Photography made an essential contribution to the development of Surrealist aesthetics by giving pictorial form to the ”gaze of desire”. Metamorphosis, fetishization, gender-switching, scandalization and hallucination were some of the central themes addressed by Surrealist photographers.
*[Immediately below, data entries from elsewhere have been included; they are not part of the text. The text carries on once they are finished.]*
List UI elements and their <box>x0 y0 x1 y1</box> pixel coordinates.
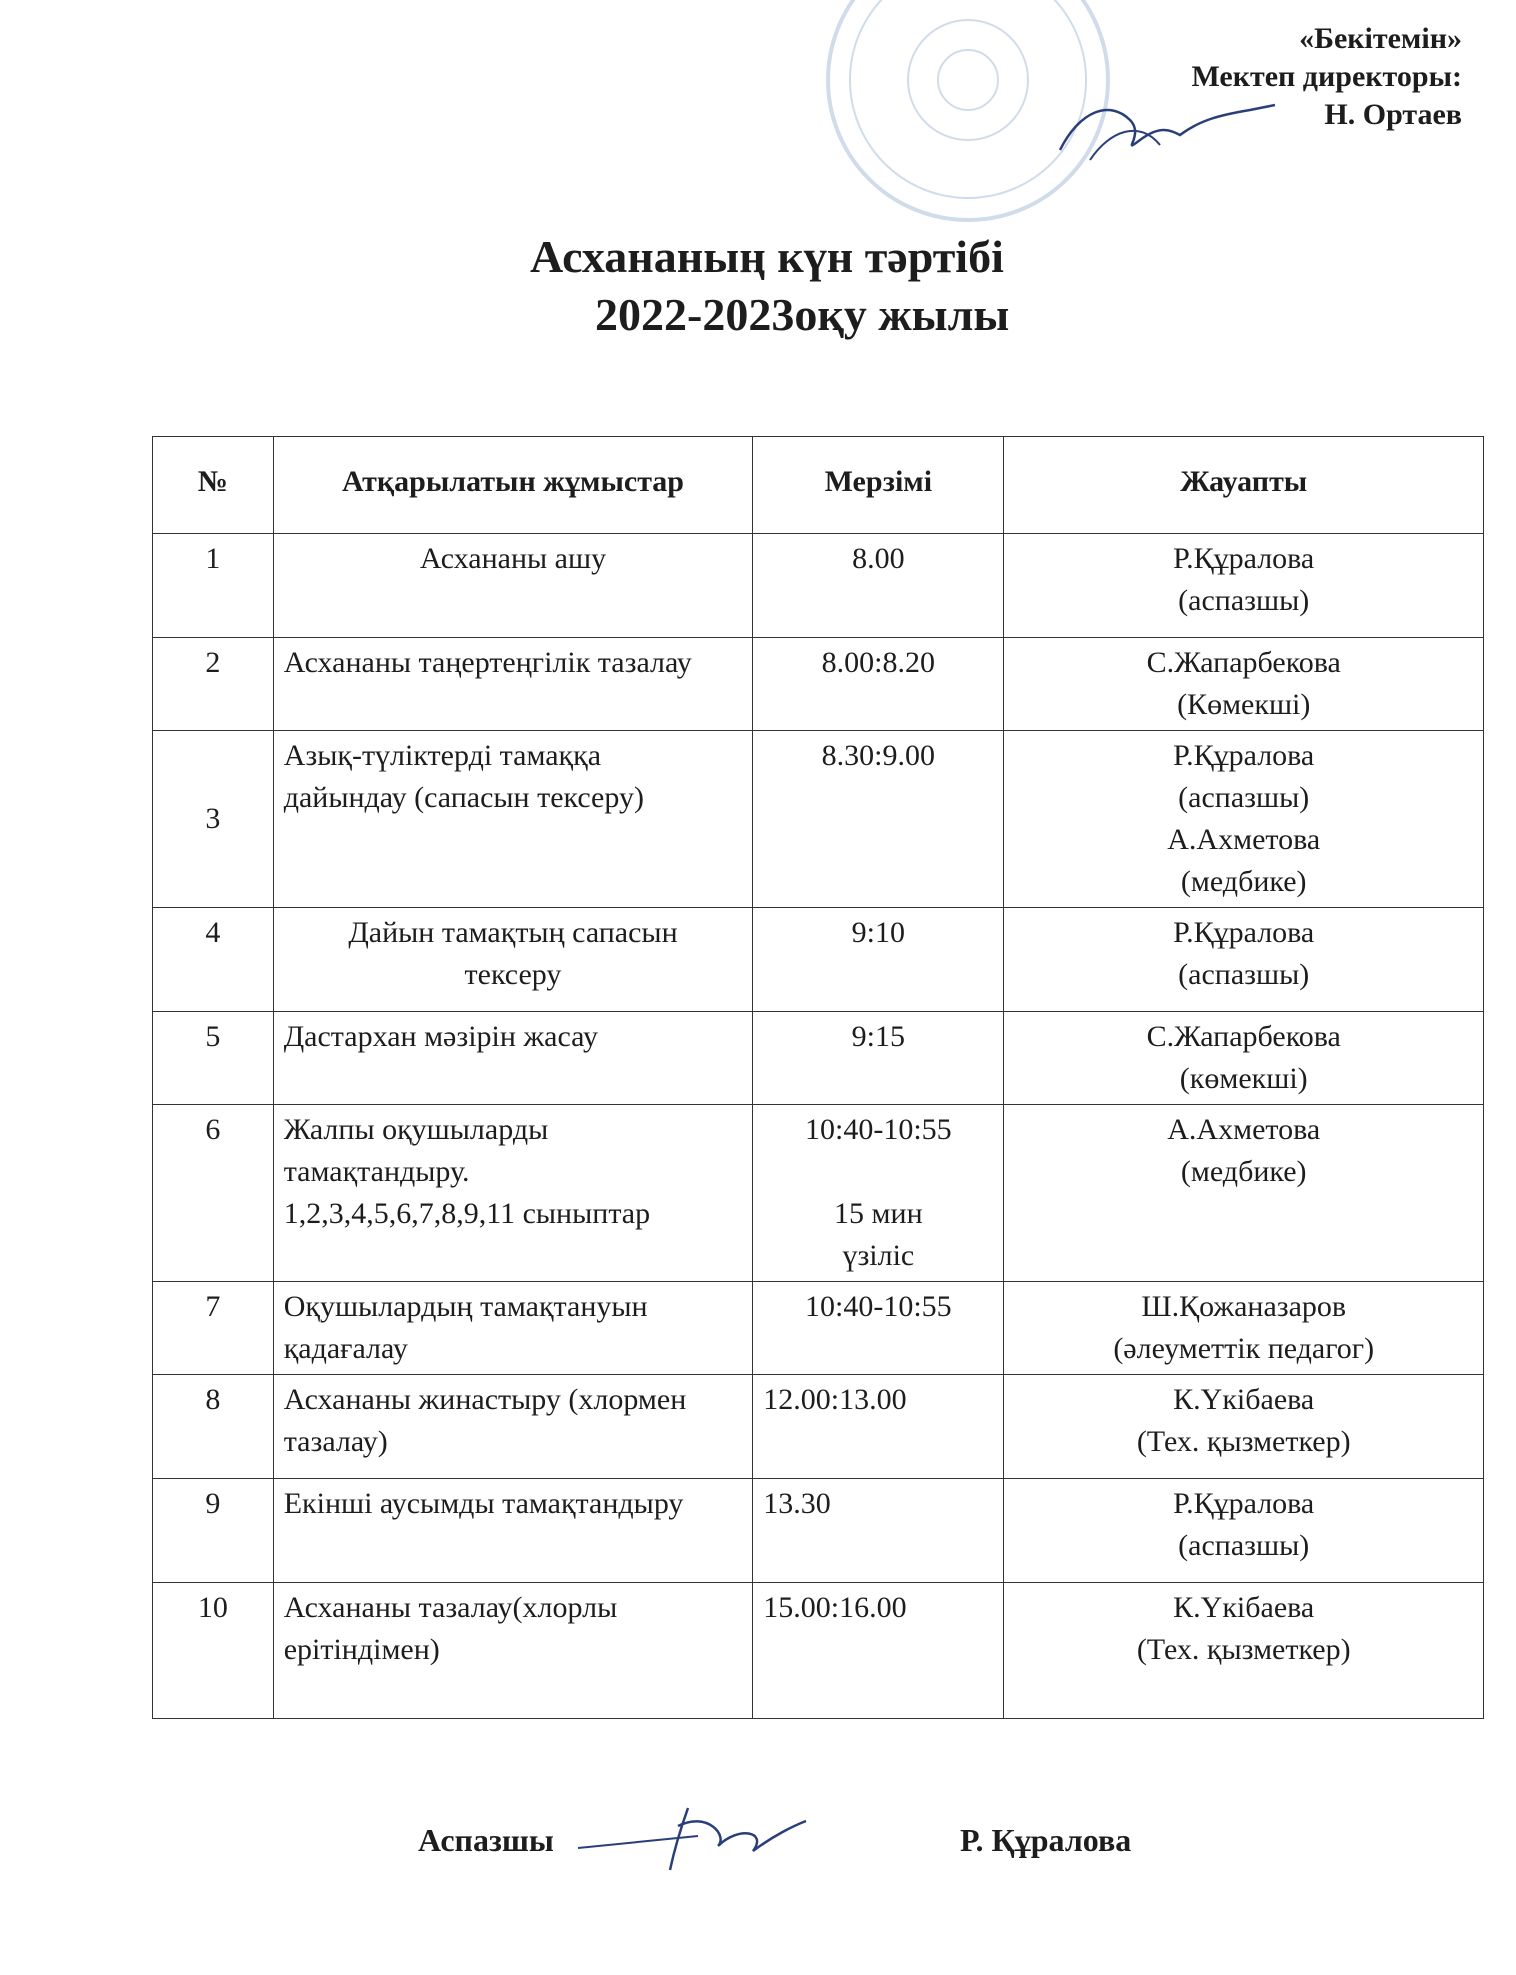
row-work <box>273 638 753 731</box>
table-body <box>153 534 1484 1719</box>
row-responsible-line: (аспазшы) <box>1178 781 1310 814</box>
title-line-2: 2022-2023оқу жылы <box>595 289 1010 340</box>
row-responsible-line: Р.Құралова <box>1173 916 1315 949</box>
row-number: 1 <box>153 534 274 638</box>
row-work-line: тексеру <box>464 958 562 991</box>
row-responsible-line: К.Үкібаева <box>1173 1383 1315 1416</box>
row-work-line: 1,2,3,4,5,6,7,8,9,11 сыныптар <box>283 1197 651 1230</box>
row-term-line: 9:10 <box>851 916 906 949</box>
row-number: 7 <box>153 1282 274 1375</box>
row-term-line: 8.00:8.20 <box>821 646 936 679</box>
table-row <box>153 1105 1484 1282</box>
row-responsible-line: (Тех. қызметкер) <box>1136 1633 1351 1666</box>
row-responsible-line: (аспазшы) <box>1178 958 1310 991</box>
row-responsible-line: (аспазшы) <box>1178 1529 1310 1562</box>
row-responsible-line: Ш.Қожаназаров <box>1141 1290 1347 1323</box>
row-responsible-line: Р.Құралова <box>1173 739 1315 772</box>
table-row <box>153 1583 1484 1719</box>
row-number: 8 <box>153 1375 274 1479</box>
row-number: 10 <box>153 1583 274 1719</box>
row-responsible <box>1004 1105 1484 1282</box>
approval-position: Мектеп директоры: <box>1191 60 1462 93</box>
table-row <box>153 1282 1484 1375</box>
header-work: Атқарылатын жұмыстар <box>273 437 753 534</box>
table-row <box>153 1479 1484 1583</box>
header-num: № <box>153 437 274 534</box>
row-term <box>753 1282 1004 1375</box>
row-responsible-line: (Көмекші) <box>1177 688 1311 721</box>
title-line-1: Асхананың күн тәртібі <box>530 231 1004 282</box>
row-work-line: Дайын тамақтың сапасын <box>348 916 678 949</box>
row-responsible <box>1004 1479 1484 1583</box>
row-work-line: қадағалау <box>283 1332 408 1365</box>
row-responsible-line: Р.Құралова <box>1173 542 1315 575</box>
row-term-line: 9:15 <box>851 1020 906 1053</box>
table-row <box>153 534 1484 638</box>
row-work-line: тамақтандыру. <box>283 1155 470 1188</box>
document-title <box>380 228 1240 344</box>
director-signature <box>1050 90 1280 170</box>
row-responsible <box>1004 1012 1484 1105</box>
row-work-line: Азық-түліктерді тамаққа <box>283 739 602 772</box>
row-term-line: 8.00 <box>852 542 905 575</box>
row-work-line: Асхананы ашу <box>419 542 607 575</box>
header-resp: Жауапты <box>1004 437 1484 534</box>
row-responsible <box>1004 534 1484 638</box>
approval-director-name: Н. Ортаев <box>1324 98 1462 131</box>
row-number: 5 <box>153 1012 274 1105</box>
row-work-line: Оқушылардың тамақтануын <box>283 1290 648 1323</box>
row-responsible-line: (көмекші) <box>1179 1062 1308 1095</box>
row-responsible <box>1004 1583 1484 1719</box>
row-responsible <box>1004 1375 1484 1479</box>
row-work-line: дайындау (сапасын тексеру) <box>283 781 644 814</box>
row-term <box>753 638 1004 731</box>
row-responsible-line: А.Ахметова <box>1167 1113 1321 1146</box>
row-work <box>273 908 753 1012</box>
row-term-line <box>763 1151 993 1193</box>
row-term-line: 8.30:9.00 <box>821 739 936 772</box>
footer-role: Аспазшы <box>418 1822 554 1858</box>
row-responsible <box>1004 1282 1484 1375</box>
row-work-line: ерітіндімен) <box>283 1633 440 1666</box>
row-work-line: Екінші аусымды тамақтандыру <box>283 1487 684 1520</box>
approval-title: «Бекітемін» <box>1299 22 1462 55</box>
header-term: Мерзімі <box>753 437 1004 534</box>
row-responsible <box>1004 731 1484 908</box>
row-term <box>753 908 1004 1012</box>
row-term <box>753 1375 1004 1479</box>
row-term <box>753 1583 1004 1719</box>
row-term-line: 10:40-10:55 <box>805 1290 952 1323</box>
table-row <box>153 1012 1484 1105</box>
row-term-line: үзіліс <box>842 1239 915 1272</box>
row-work <box>273 1282 753 1375</box>
row-work-line: Асхананы таңертеңгілік тазалау <box>283 646 692 679</box>
table-row <box>153 638 1484 731</box>
row-term-line: 10:40-10:55 <box>805 1113 952 1146</box>
row-number: 6 <box>153 1105 274 1282</box>
row-responsible-line: К.Үкібаева <box>1173 1591 1315 1624</box>
row-term <box>753 1479 1004 1583</box>
footer-name: Р. Құралова <box>960 1822 1132 1858</box>
row-term <box>753 731 1004 908</box>
row-term-line: 15 мин <box>834 1197 923 1230</box>
row-work <box>273 1105 753 1282</box>
row-responsible-line: (медбике) <box>1180 865 1307 898</box>
cook-signature <box>578 1796 808 1872</box>
row-work-line: Асхананы тазалау(хлорлы <box>283 1591 618 1624</box>
row-responsible-line: (медбике) <box>1180 1155 1307 1188</box>
row-responsible <box>1004 908 1484 1012</box>
row-responsible-line: Р.Құралова <box>1173 1487 1315 1520</box>
row-work <box>273 731 753 908</box>
row-term-line: 15.00:16.00 <box>763 1591 907 1624</box>
row-responsible-line: С.Жапарбекова <box>1146 1020 1341 1053</box>
row-work <box>273 1583 753 1719</box>
row-term <box>753 1012 1004 1105</box>
row-work <box>273 1012 753 1105</box>
row-number: 2 <box>153 638 274 731</box>
row-responsible-line: С.Жапарбекова <box>1146 646 1341 679</box>
row-number: 4 <box>153 908 274 1012</box>
row-work-line: тазалау) <box>283 1425 388 1458</box>
table-row <box>153 908 1484 1012</box>
row-number: 3 <box>153 731 274 908</box>
row-number: 9 <box>153 1479 274 1583</box>
row-work-line: Дастархан мәзірін жасау <box>283 1020 598 1053</box>
row-term <box>753 534 1004 638</box>
row-work-line: Асхананы жинастыру (хлормен <box>283 1383 687 1416</box>
row-work-line: Жалпы оқушыларды <box>283 1113 549 1146</box>
row-responsible <box>1004 638 1484 731</box>
table-header-row <box>153 437 1484 534</box>
row-responsible-line: (Тех. қызметкер) <box>1136 1425 1351 1458</box>
row-work <box>273 1375 753 1479</box>
row-term <box>753 1105 1004 1282</box>
row-responsible-line: А.Ахметова <box>1167 823 1321 856</box>
row-work <box>273 534 753 638</box>
row-responsible-line: (әлеуметтік педагог) <box>1113 1332 1375 1365</box>
schedule-table <box>152 436 1484 1719</box>
row-responsible-line: (аспазшы) <box>1178 584 1310 617</box>
row-term-line: 12.00:13.00 <box>763 1383 907 1416</box>
row-work <box>273 1479 753 1583</box>
table-row <box>153 731 1484 908</box>
table-row <box>153 1375 1484 1479</box>
row-term-line: 13.30 <box>763 1487 831 1520</box>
In addition, new possibilities of using the medium were explored in Surrealist novels and journals.
Following on from last year’s extensive shows of Surrealist art in Paris and Düsseldorf – in which photography played only a marginal role – this new exhibition in the Hamburg Kunsthalle, featuring loans from numerous international museums and collections, presents a survey of photography within the Surrealist movement during the period 1924–39. --from the curator via artfacts.net
Exhibited artists included
Jean-Eugène-Auguste Atget - Hans Bellmer - Denise Bellon - Jacques-André Boiffard - Brassaï - Josef Breitenbach - André Breton - Claude Cahun - Georges Hugnet - Valentine Hugo - Louis-Jean-Baptiste Igout - Pierre Jahan - Jacques-Henri Lartigue - Eli Lotar - Dora Maar - René Magritte - Man Ray - Marcel Mariën - Willy Maywald - E. L. T. Mesens - Lee Miller - Paul Nougé - Jean Painlevé - Gaston Paris - Roger Parry - Roger Schall - Jindrich Štyrský - Raoul Ubac - Robert Valençay - Wols.